Lewis has studied serial killers for the past
twenty-five years...showing that serial killers tend to
suffer from predictable patterns of psychological, physical, and neurological
dysfunction: that they were almost all the victims of harrowing physical and
sexual abuse as children, and that almost all of them have suffered some kind
of brain injury or mental illness. In 1998, she published a memoir of her life
and work entitled Guilty by Reason of Insanity. She was the last person
to visit Ted Bundy before he went to the electric chair...
But the calls kept coming. Frozen was
winning raves on Broadway, and it had been nominated for a Tony. Whenever
someone who knew Dorothy Lewis saw it, they would tell her that she really
ought to see it, too. In June, she got a call from a woman at the theatre where
Frozen was playing. "She said she'd heard that I work in this
field, and that I see murderers, and she was wondering if I would do a
talk-back after the show," Lewis said. "I had done that once before,
and it was a delight, so I said sure. And I said, would you please send me the
script, because I wanted to read the play...(and that's when Lewis realizes Frozen isn't about a psychiatrist LIKE her but that it was ABOUT her, that it had appropriated much of her life and her book. But what really bothered her were the parts NOT based on her life: the character has an affair with a colleague. Lewis worried that those who knew her and saw the play would think that she had had an affair with her collaborator in real life...)
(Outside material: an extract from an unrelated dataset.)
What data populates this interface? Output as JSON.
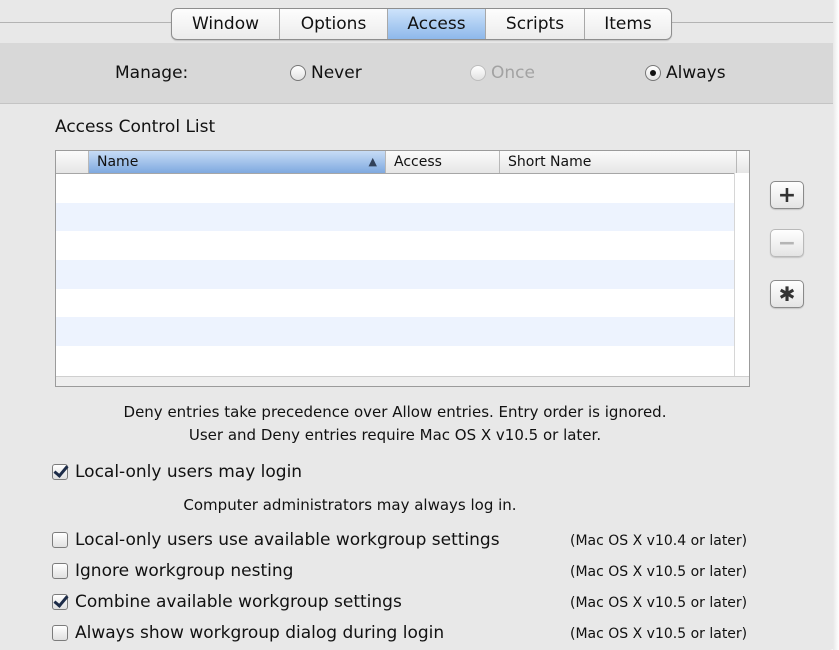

(Near the end of the piece, Gladwell writes) When I read the original reviews of "Frozen," I noticed that time and again critics would use, without attribution, some version of the sentence "The difference between a crime of evil and a crime of illness is the difference between a sin and a symptom." That's my phrase, of course. I wrote it. Lavery borrowed it from me, and now the critics were borrowing it from her. The plagiarist was being plagiarized. In this case, there is no "art" defense: nothing new was being done with that line. And this was not "news." Yet do I really own "sins and symptoms"? There is a quote by Gandhi, it turns out, using the same two words, and I'm sure that if I were to plow through the body of English literature I would find the path littered with crimes of evil and crimes of illness... (Read the whole thing at Gladwell.com)
(Near the end of the piece, Gladwell writes) When I read the original reviews of "Frozen," I noticed that time and again critics would use, without attribution, some version of the sentence "The difference between a crime of evil and a crime of illness is the difference between a sin and a symptom." That's my phrase, of course. I wrote it. Lavery borrowed it from me, and now the critics were borrowing it from her. The plagiarist was being plagiarized. In this case, there is no "art" defense: nothing new was being done with that line. And this was not "news." Yet do I really own "sins and symptoms"? There is a quote by Gandhi, it turns out, using the same two words, and I'm sure that if I were to plow through the body of English literature I would find the path littered with crimes of evil and crimes of illness... (Read the whole thing at Gladwell.com)
Posting the link to the article on Facebook led to a discussion of plagiarism itself. And that reminded me of this related issue: does an artist "own" her/his artistic act? Is it appropriation to turn someone else's acts into a novel? Here's food for thought on this, about the artistic event that inspired Steven Galloway's The Cellist of Sarajevo. Another piece on't, from CBC, titled "Famous cellist claims story stolen by Canadian author."
(How did I miss all this when it actually happened, I wonder??)
"Cellist Vedran Smailovic, a musician made famous during the Bosnian conflict in 1992..."
Please feel free to comment on any of these issues...
And let me leave you with this, perhaps the most loved cello piece in recent memory, Yo-yo Ma playing Bach Cello Suite No.1 - Prelude...
Please feel free to comment on any of these issues...
And let me leave you with this, perhaps the most loved cello piece in recent memory, Yo-yo Ma playing Bach Cello Suite No.1 - Prelude...
Using the idea of other writers is a different thing, but using their lines amounts to plagiarism. Therefore, you need to remain conscious about content stealth.